F-A : El Spectro, c’est le héros malgré lui. À l’instar de Santo, il est l’idole des gamins au Mexique, toujours humble et généreux. Il est avant tout un catcheur, un sportif professionnel. C’est l’aventure que le rattrape. Il se retrouve involontairement très souvent dans des situations dangereuses à la limite du surnaturel. Un héros motivé par ses valeurs et son sens de la justice. On peut trouver ça classique, surtout avec la mode actuelle des héros complexes et torturés, mais je pense qu’il y a encore de la place pour ce genre de personnages en BD. Et son univers permet toute sorte d’aventures, que ce soit fantastique ou pure aventure, avec une technologie très retro et un monde qui recèle encore des mystères et des civilisations perdues. Du bonbon pour un scénariste.

Marina Topalov, c’est comme l’élément féminin incontournable d’une série tv qui change à chaque épisode, mais qui peut revenir à un moment. Sa relation avec El Spectro est volontairement laissée à l’imagination des lecteurs. Comme disait Greg, « je préfère que les gens le sentent ou le pressentent ». Et ça respecte le style retro des années 50-60. Mais bon, on sait bien que sous le masque, il y a quand même un homme.

- Une petite révélation sur le prochain tome ?
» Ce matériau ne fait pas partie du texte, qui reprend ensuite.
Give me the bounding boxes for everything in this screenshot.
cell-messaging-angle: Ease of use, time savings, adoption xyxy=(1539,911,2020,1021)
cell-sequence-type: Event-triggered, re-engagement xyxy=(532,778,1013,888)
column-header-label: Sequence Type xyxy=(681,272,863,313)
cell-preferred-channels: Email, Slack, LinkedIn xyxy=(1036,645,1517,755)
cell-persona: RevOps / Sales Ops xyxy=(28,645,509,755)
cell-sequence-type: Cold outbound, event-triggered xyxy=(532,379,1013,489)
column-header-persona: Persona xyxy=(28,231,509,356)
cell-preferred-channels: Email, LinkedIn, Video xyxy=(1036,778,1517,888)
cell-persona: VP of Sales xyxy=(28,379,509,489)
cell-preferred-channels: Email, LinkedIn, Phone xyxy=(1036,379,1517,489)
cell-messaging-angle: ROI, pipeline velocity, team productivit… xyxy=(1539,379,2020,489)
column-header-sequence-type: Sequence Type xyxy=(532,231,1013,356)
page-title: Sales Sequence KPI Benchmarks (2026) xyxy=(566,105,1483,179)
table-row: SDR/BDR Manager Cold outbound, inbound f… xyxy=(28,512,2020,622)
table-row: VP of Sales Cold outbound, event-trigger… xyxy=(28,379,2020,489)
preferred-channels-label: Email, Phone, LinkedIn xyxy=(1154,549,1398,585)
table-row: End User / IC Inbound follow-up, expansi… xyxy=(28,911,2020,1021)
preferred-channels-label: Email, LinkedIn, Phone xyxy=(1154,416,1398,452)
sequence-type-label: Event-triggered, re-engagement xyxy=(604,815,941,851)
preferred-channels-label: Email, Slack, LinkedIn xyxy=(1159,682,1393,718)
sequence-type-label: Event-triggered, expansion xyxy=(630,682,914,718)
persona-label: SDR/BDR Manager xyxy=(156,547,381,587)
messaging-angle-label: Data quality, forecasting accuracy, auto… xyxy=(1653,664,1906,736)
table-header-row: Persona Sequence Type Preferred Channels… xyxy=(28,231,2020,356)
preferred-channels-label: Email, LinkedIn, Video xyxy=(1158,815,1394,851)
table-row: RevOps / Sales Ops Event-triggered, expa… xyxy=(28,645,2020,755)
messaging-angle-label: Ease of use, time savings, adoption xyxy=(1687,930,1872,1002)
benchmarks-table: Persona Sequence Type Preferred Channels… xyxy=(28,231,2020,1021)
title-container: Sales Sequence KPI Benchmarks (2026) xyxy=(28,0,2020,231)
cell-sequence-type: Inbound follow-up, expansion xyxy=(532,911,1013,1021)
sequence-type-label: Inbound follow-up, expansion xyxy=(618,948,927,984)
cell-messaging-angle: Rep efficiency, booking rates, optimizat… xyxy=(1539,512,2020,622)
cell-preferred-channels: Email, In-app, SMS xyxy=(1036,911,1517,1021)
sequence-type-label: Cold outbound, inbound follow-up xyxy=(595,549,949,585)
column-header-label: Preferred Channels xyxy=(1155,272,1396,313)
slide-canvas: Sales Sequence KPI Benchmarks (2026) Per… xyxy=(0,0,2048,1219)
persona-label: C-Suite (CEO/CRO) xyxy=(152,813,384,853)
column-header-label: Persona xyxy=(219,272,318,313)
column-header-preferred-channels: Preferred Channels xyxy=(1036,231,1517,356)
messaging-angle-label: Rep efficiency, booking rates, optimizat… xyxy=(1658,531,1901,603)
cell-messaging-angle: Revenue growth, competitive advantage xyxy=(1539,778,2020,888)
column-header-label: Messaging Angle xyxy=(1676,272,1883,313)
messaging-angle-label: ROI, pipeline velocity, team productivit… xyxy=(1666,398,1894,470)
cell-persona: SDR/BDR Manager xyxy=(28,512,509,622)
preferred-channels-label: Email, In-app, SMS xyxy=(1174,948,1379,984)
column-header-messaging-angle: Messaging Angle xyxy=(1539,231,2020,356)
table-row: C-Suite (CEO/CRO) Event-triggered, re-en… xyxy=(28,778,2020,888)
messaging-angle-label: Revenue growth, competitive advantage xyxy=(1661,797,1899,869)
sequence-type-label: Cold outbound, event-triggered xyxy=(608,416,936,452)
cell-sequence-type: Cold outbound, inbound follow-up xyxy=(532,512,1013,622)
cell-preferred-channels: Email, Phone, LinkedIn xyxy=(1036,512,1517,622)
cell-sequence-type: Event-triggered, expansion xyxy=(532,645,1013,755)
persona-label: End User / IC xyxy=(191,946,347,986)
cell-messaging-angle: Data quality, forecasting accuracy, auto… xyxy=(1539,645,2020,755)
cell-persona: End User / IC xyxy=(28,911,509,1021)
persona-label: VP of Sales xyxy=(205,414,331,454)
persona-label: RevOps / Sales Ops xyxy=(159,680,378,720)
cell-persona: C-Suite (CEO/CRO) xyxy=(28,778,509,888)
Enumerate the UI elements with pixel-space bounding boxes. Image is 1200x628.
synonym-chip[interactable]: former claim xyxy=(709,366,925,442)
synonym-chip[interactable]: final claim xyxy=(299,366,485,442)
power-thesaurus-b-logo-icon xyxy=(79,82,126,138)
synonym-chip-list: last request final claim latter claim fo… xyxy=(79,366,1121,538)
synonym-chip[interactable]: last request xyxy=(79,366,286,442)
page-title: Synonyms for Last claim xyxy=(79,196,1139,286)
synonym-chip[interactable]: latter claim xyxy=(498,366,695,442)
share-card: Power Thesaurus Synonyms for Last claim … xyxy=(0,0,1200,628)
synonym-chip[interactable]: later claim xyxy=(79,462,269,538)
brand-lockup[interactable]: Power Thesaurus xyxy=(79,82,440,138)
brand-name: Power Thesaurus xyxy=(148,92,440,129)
F-A : Trans-Amazonie va avoir une séquence pré-générique qui va surprendre bien des lecteurs. Mais surtout, nous allons mettre en place des seconds rôles charismatiques. J’ai très hâte de les présenter. On va retrouver Spectro, participant à une course automobile en pleine Amazonie durant laquelle il se fera amis et ennemis. Des bagnoles, de l’action et du fantastique. Ah, j’oubliais : il y aura aussi un caméo que les fans de BD apprécieront certainement.

- Un catcheur préféré ?

El Santo, bien sûr ! Un luchador devenu héros de toute une nation, et ce en grande partie pour ses valeurs morales, ça force le respect.